Bien connu est le cheval volant des Milles et une Nuits qui reparaît  dans nos légendes d`Occident sous le nom de cheval de Pacolet. Ce n`est pas un animal fabuleux, ni un produit de la magie: Il est nettement présenté comme une construction mécanique. Au premier abord, on le prend pour un cheval véritable; en fait, il est imité. On le met en mouvement en tournant une cheville qui ressort un peu au défaut du cou. On le ramène à terre en  tournant une autre plus petite, située près de l`oreille droite. Il n`y a pas de doute; c`est un automate; il ne descend pas de Pégasse; il est de la même famille que le pigeon d`Archytas de tarente.

Un autre précurseur de l`aéroplane paraît dans un compte des Milles et un jours; le coffre volant (2). Son caractère mécanique ne peut donner lieu à aucune hésitation. Le coffre est en forme d`oiseau; il a trois pieds de long sur quatre de large. On s`y tient assis. Il est pourvu d`ailes, la machinerie est composée de roues, de ressorts. «Le sixième jours, le coffre se trouvant achevé, on le couvrit d`un tapis de perse et on le porta dans la campagne.» Son possesseur s`y étant assis, «toucha un ressort»; l`appareil aussitôt «s`éleva de terre et fendit les airs avec une vitesse incroyable».

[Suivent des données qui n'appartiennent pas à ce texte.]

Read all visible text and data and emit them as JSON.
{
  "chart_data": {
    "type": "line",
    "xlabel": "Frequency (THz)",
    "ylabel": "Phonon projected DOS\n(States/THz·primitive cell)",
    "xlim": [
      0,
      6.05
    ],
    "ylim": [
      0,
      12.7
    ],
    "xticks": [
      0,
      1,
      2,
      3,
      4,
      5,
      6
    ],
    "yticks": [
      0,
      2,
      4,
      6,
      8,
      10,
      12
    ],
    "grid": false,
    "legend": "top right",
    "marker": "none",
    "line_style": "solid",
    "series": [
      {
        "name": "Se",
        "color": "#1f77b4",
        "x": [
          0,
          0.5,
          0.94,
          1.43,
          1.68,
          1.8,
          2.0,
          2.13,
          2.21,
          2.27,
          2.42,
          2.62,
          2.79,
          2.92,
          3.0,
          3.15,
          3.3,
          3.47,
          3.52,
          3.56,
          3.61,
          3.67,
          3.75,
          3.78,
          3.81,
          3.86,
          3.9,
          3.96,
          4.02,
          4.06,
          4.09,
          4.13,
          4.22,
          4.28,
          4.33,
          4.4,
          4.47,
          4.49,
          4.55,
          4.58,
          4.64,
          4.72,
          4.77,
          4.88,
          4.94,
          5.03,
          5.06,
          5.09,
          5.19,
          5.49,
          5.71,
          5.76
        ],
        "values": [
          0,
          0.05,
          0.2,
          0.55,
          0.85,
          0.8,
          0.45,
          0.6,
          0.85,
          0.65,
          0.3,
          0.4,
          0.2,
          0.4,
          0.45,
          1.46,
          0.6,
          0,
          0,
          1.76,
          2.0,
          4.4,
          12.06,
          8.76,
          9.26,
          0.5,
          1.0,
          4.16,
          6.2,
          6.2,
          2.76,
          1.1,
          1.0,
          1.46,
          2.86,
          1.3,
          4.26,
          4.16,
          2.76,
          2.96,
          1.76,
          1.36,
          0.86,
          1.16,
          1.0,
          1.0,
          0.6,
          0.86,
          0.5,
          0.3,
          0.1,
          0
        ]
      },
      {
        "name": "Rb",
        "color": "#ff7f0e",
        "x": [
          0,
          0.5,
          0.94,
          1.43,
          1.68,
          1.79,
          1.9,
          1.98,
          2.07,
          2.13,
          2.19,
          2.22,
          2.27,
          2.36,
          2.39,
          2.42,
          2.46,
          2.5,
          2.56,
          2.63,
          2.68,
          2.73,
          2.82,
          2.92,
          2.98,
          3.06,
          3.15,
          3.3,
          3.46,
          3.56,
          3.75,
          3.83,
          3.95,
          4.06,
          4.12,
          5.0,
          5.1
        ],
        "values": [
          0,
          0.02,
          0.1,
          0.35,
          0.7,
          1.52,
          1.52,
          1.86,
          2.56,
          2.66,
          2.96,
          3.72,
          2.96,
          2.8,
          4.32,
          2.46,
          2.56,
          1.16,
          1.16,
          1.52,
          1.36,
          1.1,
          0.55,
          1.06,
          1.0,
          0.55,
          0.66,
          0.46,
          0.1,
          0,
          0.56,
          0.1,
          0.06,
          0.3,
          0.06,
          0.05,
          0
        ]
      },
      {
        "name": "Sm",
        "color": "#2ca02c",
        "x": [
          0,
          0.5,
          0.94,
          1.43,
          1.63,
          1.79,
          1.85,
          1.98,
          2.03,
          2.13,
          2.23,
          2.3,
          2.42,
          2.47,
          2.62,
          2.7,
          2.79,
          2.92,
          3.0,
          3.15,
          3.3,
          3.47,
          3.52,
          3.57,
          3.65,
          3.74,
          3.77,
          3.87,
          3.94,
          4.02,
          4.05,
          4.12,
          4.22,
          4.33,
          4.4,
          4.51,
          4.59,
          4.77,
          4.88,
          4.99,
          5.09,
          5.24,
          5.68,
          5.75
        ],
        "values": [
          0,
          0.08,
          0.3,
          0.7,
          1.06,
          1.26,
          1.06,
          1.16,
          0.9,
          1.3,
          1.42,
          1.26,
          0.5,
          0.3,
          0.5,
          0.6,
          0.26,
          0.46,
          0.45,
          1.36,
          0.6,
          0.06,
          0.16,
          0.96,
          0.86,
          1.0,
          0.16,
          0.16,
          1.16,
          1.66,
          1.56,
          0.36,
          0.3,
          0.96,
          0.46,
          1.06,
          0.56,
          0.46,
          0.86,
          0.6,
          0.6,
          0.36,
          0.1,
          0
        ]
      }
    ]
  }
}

Le constructeur apprend à Malek à le diriger; en tournant cette vis, vous irez à droite; en tournant celle-ci, vous irez à gauche. En touchant ce ressort vous monterez; en touchant celui-là, vous descendrez.-«effectivement le coffre, obéissant à ma main, raconte Maklek, il allait comme il me plaisait.» Il surpassa la vitesse des vents. Son acquéreur l`emploie, comme il convient dans un conte, à aller visiter, dans un palais entouré de murailles et de fossés profonds, une princesse qui y est retenue par la rigueur soupçonneuse de son père. Il se fait passer pour Mahomet, un Mahomet très rajeuni. Il défend ensuite le roi en jetant du haut du coffre, des pierres sur les ennemis qui viennent l`assalllir; puis il se sert de la machine pour produire dans l`air un magnifique feu d`artifice. Le coffre à une fin bien conforme à sa nature; Un jour que son possesseur était allé faire des courses en ville, ayant laissé sa machine cachée dans le bois comme à son habitude, une étincelle , échappée sans doute de quelque foyer intérieur, y met le feu, et l`appareil est consumé entièrement.

On ne saurait trouver un prévision plus approchée d`une invention future. De tels contes ne sont pas indignes de l`histoire de la science, ils montrent le travail de la pensée à la recherche du progrès, l`imagination précédant le fait, et ce long désir de l`esprit qui prépare les découvertes.

Sources: Les Penseurs de l`Islam - Carra De vaux - 1984

!- Le livre des rois, trad. Mohl, t. VII, p. 98-102

2- Histoire de Malek et de la princesse Schirine, formant les jours 22à 29; conte traduit du persan par Cardonne et petit de la Croix.